Pahuja chose to focus her efforts on documentary filmmaking specifically because she loved seeking real individuals with real stories who paint a great picture of bigger societal problems. Real stories attract her because, "A human being reveals themselves to you in such a profound kind of way. I think I was just really drawn to that, to the idea of real people, real stories and being able to connect to them." At the beginning of her career, Pahuja worked as a researcher with Canadian filmmakers John Walker and Ali Kazimi. After gaining some experience, Nisha began her own filmmaking career and sought after characters who revealed things about our world in a broader context. Nisha's films are both a success back in her homeland and in North America, making her an international name. Instead of choosing a traditional Bollywood path, Nisha is quoted as saying "I have no plans to venture into Bollywood as I like directing real subjects"  which solidifies her main focus as a film maker on the documentary category.

The creation of Pahuja's most critically acclaimed film would not have been successful if not for the fundraiser support it received through an online Kickstarter fund.
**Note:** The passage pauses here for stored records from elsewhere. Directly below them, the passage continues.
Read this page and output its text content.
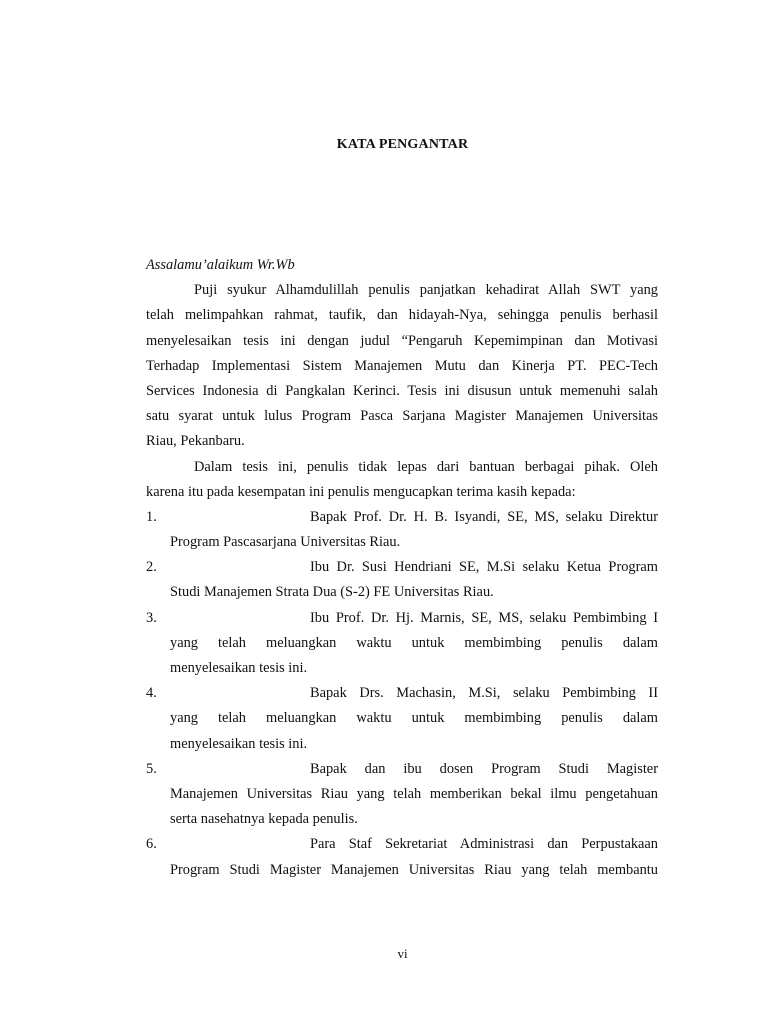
KATA PENGANTAR
Assalamu’alaikum Wr.Wb
Puji syukur Alhamdulillah penulis panjatkan kehadirat Allah SWT yang
telah melimpahkan rahmat, taufik, dan hidayah-Nya, sehingga penulis berhasil
menyelesaikan tesis ini dengan judul “Pengaruh Kepemimpinan dan Motivasi
Terhadap Implementasi Sistem Manajemen Mutu dan Kinerja PT. PEC-Tech
Services Indonesia di Pangkalan Kerinci. Tesis ini disusun untuk memenuhi salah
satu syarat untuk lulus Program Pasca Sarjana Magister Manajemen Universitas
Riau, Pekanbaru.
Dalam tesis ini, penulis tidak lepas dari bantuan berbagai pihak. Oleh
karena itu pada kesempatan ini penulis mengucapkan terima kasih kepada:
1.	Bapak Prof. Dr. H. B. Isyandi, SE, MS, selaku Direktur
Program Pascasarjana Universitas Riau.
2.	Ibu Dr. Susi Hendriani SE, M.Si selaku Ketua Program
Studi Manajemen Strata Dua (S-2) FE Universitas Riau.
3.	Ibu Prof. Dr. Hj. Marnis, SE, MS, selaku Pembimbing I
yang telah meluangkan waktu untuk membimbing penulis dalam
menyelesaikan tesis ini.
4.	Bapak Drs. Machasin, M.Si, selaku Pembimbing II
yang telah meluangkan waktu untuk membimbing penulis dalam
menyelesaikan tesis ini.
5.	Bapak dan ibu dosen Program Studi Magister
Manajemen Universitas Riau yang telah memberikan bekal ilmu pengetahuan
serta nasehatnya kepada penulis.
6.	Para Staf Sekretariat Administrasi dan Perpustakaan
Program Studi Magister Manajemen Universitas Riau yang telah membantu
vi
The World Before Her was a film that sparked the interests of a few international broadcasters in Toronto; however, it seemed impossible to create due to financial restrictions. After the 2012 Delhi gang rape case happened, Nisha was determined to screen her film across India to help undervalued women. In order to pursue her dream, Nisha created a Kickstarter with the goal of reaching $50,000 in order to screen the film across India and to various social workers to spark political change  The initial kickstarter has surpassed its original goal by reaching $57,000.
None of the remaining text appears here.